April 30 RC Circuits

Introduction: Today we will explore and analyze RC circuits, and also charge buildup and decay in capacitors. An RC circuit is also known as a resistor capacitor circuit and is an electric circuit composed of resistors and capacitors driven by a voltage or current source. 

We began class with our first activity, in which we were given a capacitor, batteries, bulbs and a switch. (pictured below)

Activity:  Capacitors, Batteries, and Bulbs

a. Connect a rounded #14 bulb in series with the 0.47 F capacitor, a switch, and the 4.5 V power supply.  Describe what happens when you close the switch.  Draw a circuit diagram of your setup.

b. Now, can you make the bulb light again without the battery in the circuit?  Mess around and see what happens.  Describe your observations and draw a circuit diagram showing the setup when the bulb lights without a battery.

What we found for part a is that the light bulb lit up and for part b the light bulb lit then dimmed. For part a the light bulb lit because there was voltage from the battery flowing through the circuit once the switch was closed. In part b, since there was a capacitor in the circuit, the capacitor had a charge buildup. The charge came from the battery when it was connected to the circuit. When the battery was taken out, this charge buildup gave electric energy to the light bulb causing it to stay lit for a short time without a battery being connected, however the light bulb eventually dimmed and went out because the charge buildup was exhausted.

c. Draw a sketch of the approximate brightness of the bulb as a function of time when it is placed across a charged capacitor without the battery present.  Let t = 0 when the bulb is first placed in the circuit with the charged capacitor.  Note:  Another way to examine the change in current is to wire an ammeter in series with the bulb.

Our graph for part c and our summary for parts a and b are in the picture below.

e. What happens when more capacitance is put in the circuit?  

We said that an increase in capacitance would take a longer time to charge than if there was less capacitance.


For our next experiment, we were asked to create a graph that would plot the capacitor's voltage over time. Using logger pro, a capacitor, a resistor, battery and voltage probe, we created a circuit and got to work. We began by hooking up the resistor to the capacitor, and the voltage probe to logger pro; the circuit was connected in series. We zeroed out the voltage,   then connected to the battery in order to create our graph. The following six pictures are our results from our experiment.

In summary of the experiment from the experiment of above: we found that our graph was not linear, but instead it was exponential. By finding the equation of the line and mathematical reasoning based on the application of Ohm's law as well as the definition of current and capacitance, we found our  equation for exponential decay (pictured below).

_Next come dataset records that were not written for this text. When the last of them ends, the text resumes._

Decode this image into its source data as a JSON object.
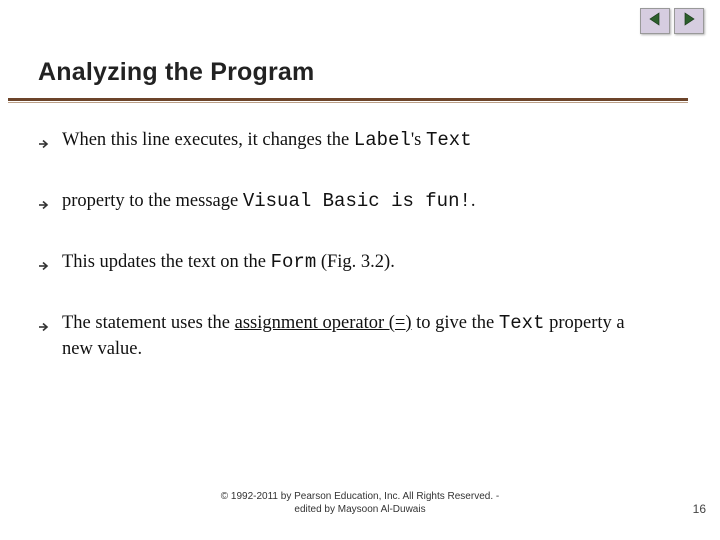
{
  "nav": {
    "prev_icon": "triangle-left",
    "next_icon": "triangle-right"
  },
  "title": "Analyzing the Program",
  "bullets": [
    {
      "parts": [
        {
          "text": "When this line executes, it changes the ",
          "style": "normal"
        },
        {
          "text": "Label",
          "style": "mono"
        },
        {
          "text": "'s ",
          "style": "normal"
        },
        {
          "text": "Text",
          "style": "mono"
        }
      ]
    },
    {
      "parts": [
        {
          "text": " property to the message ",
          "style": "normal"
        },
        {
          "text": "Visual Basic is fun!",
          "style": "mono"
        },
        {
          "text": ".",
          "style": "normal"
        }
      ]
    },
    {
      "parts": [
        {
          "text": "This updates the text on the ",
          "style": "normal"
        },
        {
          "text": "Form",
          "style": "mono"
        },
        {
          "text": " (Fig. 3.2).",
          "style": "normal"
        }
      ]
    },
    {
      "parts": [
        {
          "text": "The statement uses the ",
          "style": "normal"
        },
        {
          "text": "assignment operator (=)",
          "style": "underline"
        },
        {
          "text": " to give the ",
          "style": "normal"
        },
        {
          "text": "Text",
          "style": "mono"
        },
        {
          "text": " property a new value.",
          "style": "normal"
        }
      ]
    }
  ],
  "copyright_line1": "© 1992-2011 by Pearson Education, Inc. All Rights Reserved. -",
  "copyright_line2": "edited by Maysoon Al-Duwais",
  "page_number": "16"
}
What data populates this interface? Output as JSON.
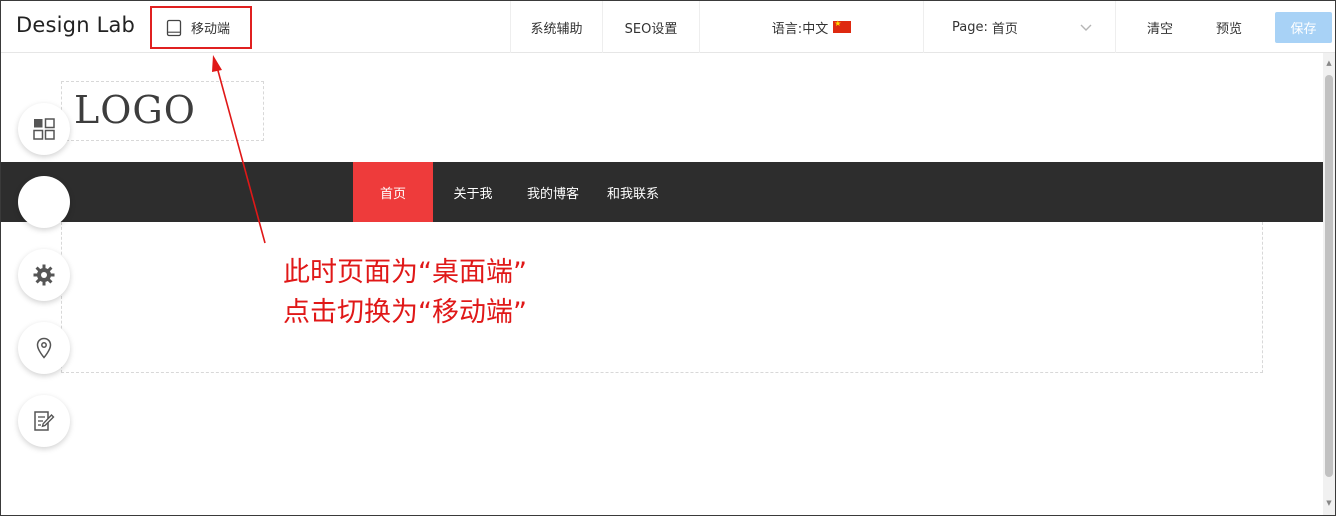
{
  "toolbar": {
    "brand": "Design Lab",
    "mode_switch_label": "移动端",
    "system_assist_label": "系统辅助",
    "seo_label": "SEO设置",
    "language_prefix": "语言:",
    "language_value": "中文",
    "page_prefix": "Page:",
    "page_value": "首页",
    "clear_label": "清空",
    "preview_label": "预览",
    "save_label": "保存"
  },
  "canvas": {
    "logo_text": "LOGO",
    "nav_items": [
      {
        "label": "首页",
        "active": true
      },
      {
        "label": "关于我",
        "active": false
      },
      {
        "label": "我的博客",
        "active": false
      },
      {
        "label": "和我联系",
        "active": false
      }
    ]
  },
  "side_tools": [
    {
      "icon": "grid-icon"
    },
    {
      "icon": "shirt-icon"
    },
    {
      "icon": "gear-icon"
    },
    {
      "icon": "location-pin-icon"
    },
    {
      "icon": "edit-document-icon"
    }
  ],
  "annotation": {
    "line1": "此时页面为“桌面端”",
    "line2": "点击切换为“移动端”"
  },
  "colors": {
    "accent_red": "#ee3b3b",
    "annotation_red": "#e01818",
    "navbar_bg": "#2d2d2d",
    "save_button_bg": "#a8d2f6"
  }
}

The Theoretical RC Decay Curve

Using Ohm's Law V = IR, the definition Capacitance C= Q/V, and the definition of current I = dQ/dt, we can rewrite this last equation so that the derivative of the charge is proportional to the negative of the amount of charge on the capacitor. Pictured below is our work for this derivation.

Our solution for our derivation should have looked liked this (picture above).

Professor Mason then gave us two graphs, (not pictured), one was a voltage vs. time graph and the other was a brightness vs. time graph. He then asked us to predict what a current vs. time graph would look like based on the two other graphs he gave us. Our prediction is pictured below.

We found that power is directly proportional to brightness and power is I*V. From this we can conclude that as power decreases and voltage increase, current decreases over time.

RC Circuit Problem

A 100 mF capacitor is connected in series with a 10.0 Ω resistor. This combination is connected in parallel with a 25.0 Ω resistor. Both branches are then connected in parallel to a 4.50 V battery that can be switched on and off. The capacitor starts off fully discharged. 

 Draw a picture of the circuit

Loop 1 is just that of a simple RC circuit when the capacitor is being charged up and has a time constant τ₁ = R ₁ C . Thus we can use the generic equations associated with charging a capacitor. The basic ones involve the current through the resistor and the charge on the capacitor. 

The answer for loop one is 1.

Loop 2 is just that of a simple DC circuit with resistor R₂. Loop 2 does not have a time constant associated with capacitance in the loop. The will reach is maximum value almost instantaneously and remain constant until the switch is opened.

Our answer for loop two is 0.

Here I wrote down the definition of voltage for decay curve when its charging and discharging.

For our next activity we were asked the following questions: 

A) What is the maximum charge that the capacitor can attain after the switch is closed?

B) When will the voltage drop across the 10.0 Ω resistor be equal to 1.50 V after the switch is closed? 

a) We found Q by using our definition of capacitance. We found Q to be .45C.

b) by applying the theory of the RC decay curve we found the time it would take for the voltage to drop across the 10 ohm resistor to be equal to 1.50 V after the switch is closed, which turned out to be 1.1 seconds.

Final question:

C) If the switched is opened, what will be the value of the new time constant and in which direction will the current flow through the 10.0 Ω resistor? 

We found tao to be 3.5 and its flowing in the clockwise direction.